Ignoring for a moment that when I think of Michael Cera and music, my thoughts immediately spring to him warbling "These Eyes"
or him staging an incredibly uncomfortable duet of "Afternoon Delight" with Portia de Rossi on Arrested Development
, the paradigm of teenage/young adult awkwardness just released a free lo-fi folk record on his Bandcamp page
. And while absolutely no one on the planet was clamoring for a Michael Cera folk album, the surprising truth is that the record has an undeniable charm, and it's enjoyable for reasons other than the fact that it comes from the world's biggest fan of Les Cousins Dangereux
The record, true that
, is quiet. Beyond the zig-zagging tone and surprising breadth of style, that will be the first thing you notice. The record was recorded at Cera's home, and it has the lo-fi fuzz of an early Ariel Pink record. You need a good pair of headphones to listen to this record, and you need to have them set to full-blast. But if you take the time to properly listen to the record, you may find yourself lost in its sparse, low-key embrace.

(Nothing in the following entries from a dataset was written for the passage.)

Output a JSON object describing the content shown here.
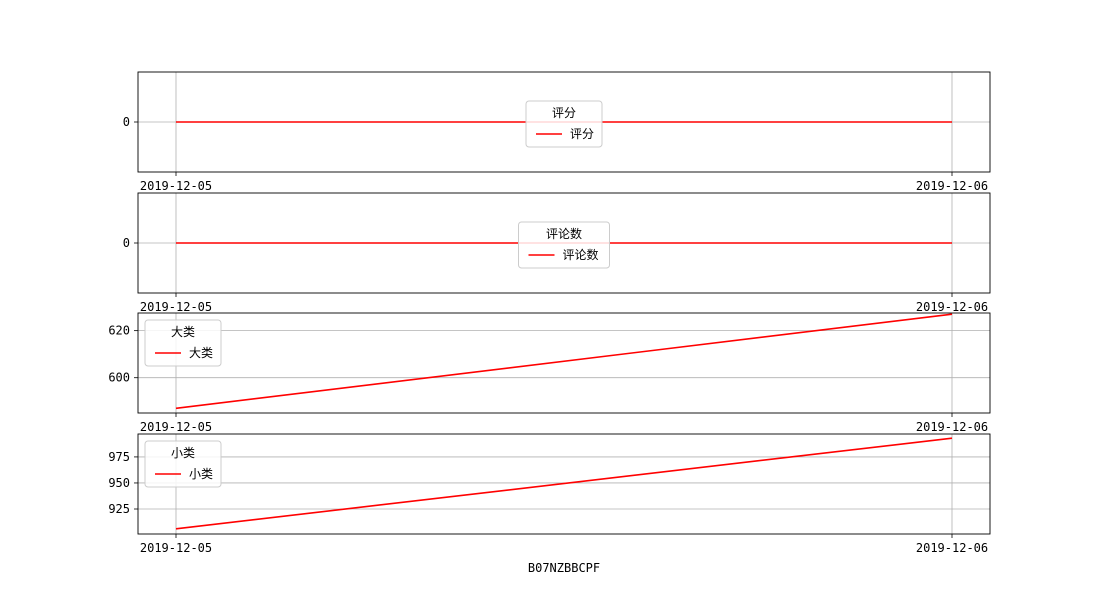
{
  "chart_data": [
    {
      "type": "line",
      "x": [
        "2019-12-05",
        "2019-12-06"
      ],
      "series": [
        {
          "name": "评分",
          "values": [
            0,
            0
          ],
          "color": "#ff0000"
        }
      ],
      "legend_title": "评分",
      "legend_loc": "center",
      "yticks": [
        0
      ],
      "ylim": [
        -0.05,
        0.05
      ],
      "grid": true
    },
    {
      "type": "line",
      "x": [
        "2019-12-05",
        "2019-12-06"
      ],
      "series": [
        {
          "name": "评论数",
          "values": [
            0,
            0
          ],
          "color": "#ff0000"
        }
      ],
      "legend_title": "评论数",
      "legend_loc": "center",
      "yticks": [
        0
      ],
      "ylim": [
        -0.05,
        0.05
      ],
      "grid": true
    },
    {
      "type": "line",
      "x": [
        "2019-12-05",
        "2019-12-06"
      ],
      "series": [
        {
          "name": "大类",
          "values": [
            587,
            627
          ],
          "color": "#ff0000"
        }
      ],
      "legend_title": "大类",
      "legend_loc": "upper left",
      "yticks": [
        580,
        600,
        620
      ],
      "ylim": [
        585,
        627.5
      ],
      "grid": true
    },
    {
      "type": "line",
      "x": [
        "2019-12-05",
        "2019-12-06"
      ],
      "series": [
        {
          "name": "小类",
          "values": [
            906,
            993
          ],
          "color": "#ff0000"
        }
      ],
      "legend_title": "小类",
      "legend_loc": "upper left",
      "yticks": [
        925,
        950,
        975
      ],
      "ylim": [
        901,
        997
      ],
      "grid": true
    }
  ],
  "xlabel": "B07NZBBCPF"
}
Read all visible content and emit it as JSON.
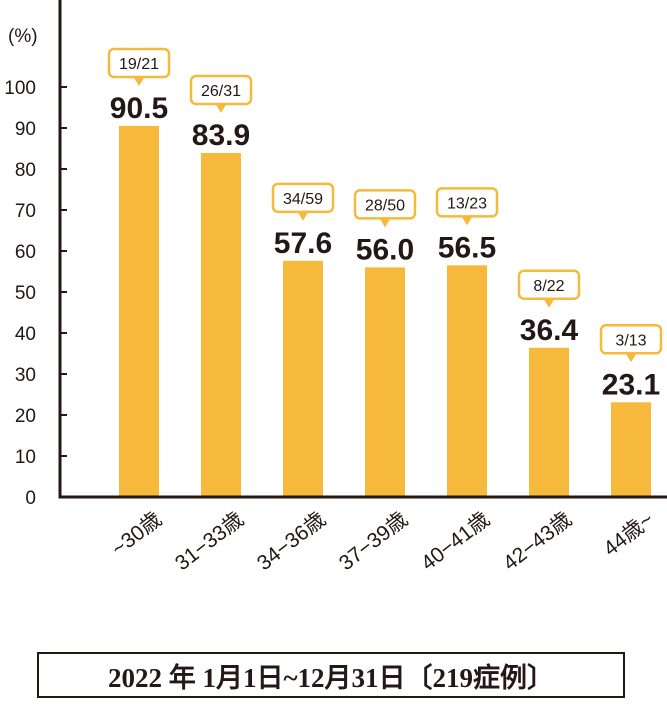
{
  "chart_data": {
    "type": "bar",
    "unit_label": "(%)",
    "categories": [
      "~30歳",
      "31−33歳",
      "34−36歳",
      "37−39歳",
      "40−41歳",
      "42−43歳",
      "44歳~"
    ],
    "values": [
      90.5,
      83.9,
      57.6,
      56.0,
      56.5,
      36.4,
      23.1
    ],
    "value_labels": [
      "90.5",
      "83.9",
      "57.6",
      "56.0",
      "56.5",
      "36.4",
      "23.1"
    ],
    "ratio_labels": [
      "19/21",
      "26/31",
      "34/59",
      "28/50",
      "13/23",
      "8/22",
      "3/13"
    ],
    "ylim": [
      0,
      100
    ],
    "yticks": [
      0,
      10,
      20,
      30,
      40,
      50,
      60,
      70,
      80,
      90,
      100
    ],
    "grid": false,
    "bar_color": "#f6b93b",
    "callout_border_color": "#f6b93b"
  },
  "caption": "2022 年 1月1日~12月31日〔219症例〕"
}
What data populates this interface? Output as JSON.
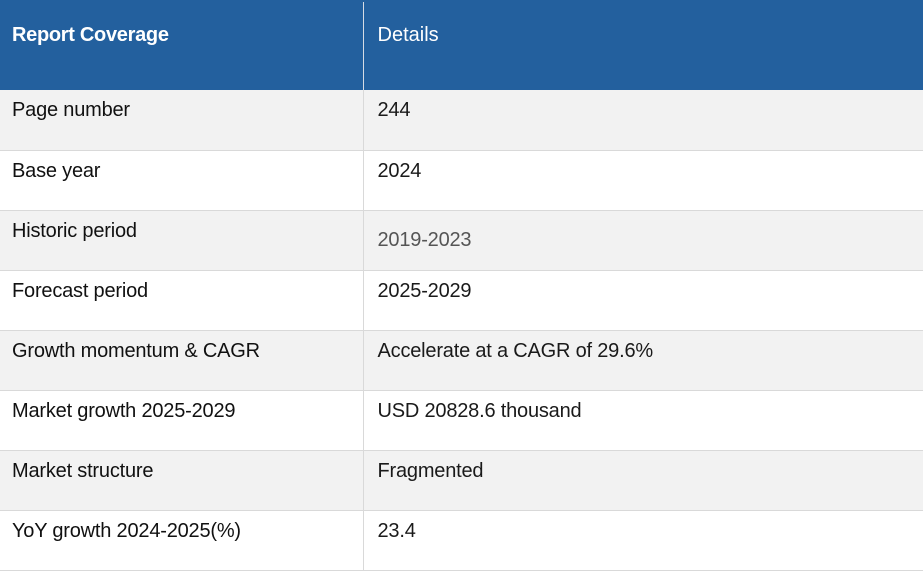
{
  "header": {
    "col1": "Report Coverage",
    "col2": "Details"
  },
  "rows": [
    {
      "label": "Page number",
      "value": "244"
    },
    {
      "label": "Base year",
      "value": "2024"
    },
    {
      "label": "Historic period",
      "value": "2019-2023"
    },
    {
      "label": "Forecast period",
      "value": "2025-2029"
    },
    {
      "label": "Growth momentum & CAGR",
      "value": "Accelerate at a CAGR of 29.6%"
    },
    {
      "label": "Market growth 2025-2029",
      "value": "USD 20828.6 thousand"
    },
    {
      "label": "Market structure",
      "value": "Fragmented"
    },
    {
      "label": "YoY growth 2024-2025(%)",
      "value": "23.4"
    }
  ],
  "colors": {
    "header_bg": "#23609e",
    "stripe_bg": "#f2f2f2"
  }
}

And sparse is another key word to use when you listen to the record. Although there are clear influences of jazz on tracks like "Of a Thursday" or classic spirituals on the Blaze Foley cover "Clay Pigeons," the album is mostly free of production flourishes. It's Cera's voice and whatever instrument he's playing on that particular track. Rarely is any sort of multi-instrumental sonic approach utilized ("Clay Pigeons" a slight exception). But, it adds an elegant simplicity in an era of modern music where there are so many things happening at once, that you seldom feel like you're experiencing the entirety of an artist's intent as you struggle to focus on one of many disparate elements of a song.
No one is saying that Michael Cera is going to be the next Conor Oberst or Ben Howard. The album has nothing resembling a radio ready single, and for those who need their albums to be for lack of a better word, "busier," true that
's languid pace will frustrate you to no end. But, for those with an ear for raw and unpolished folk, it will take one listen to the album's standout track "Ruth" to know that Cera is a surprisingly refined lyricist with an ear for a subtly effective melody.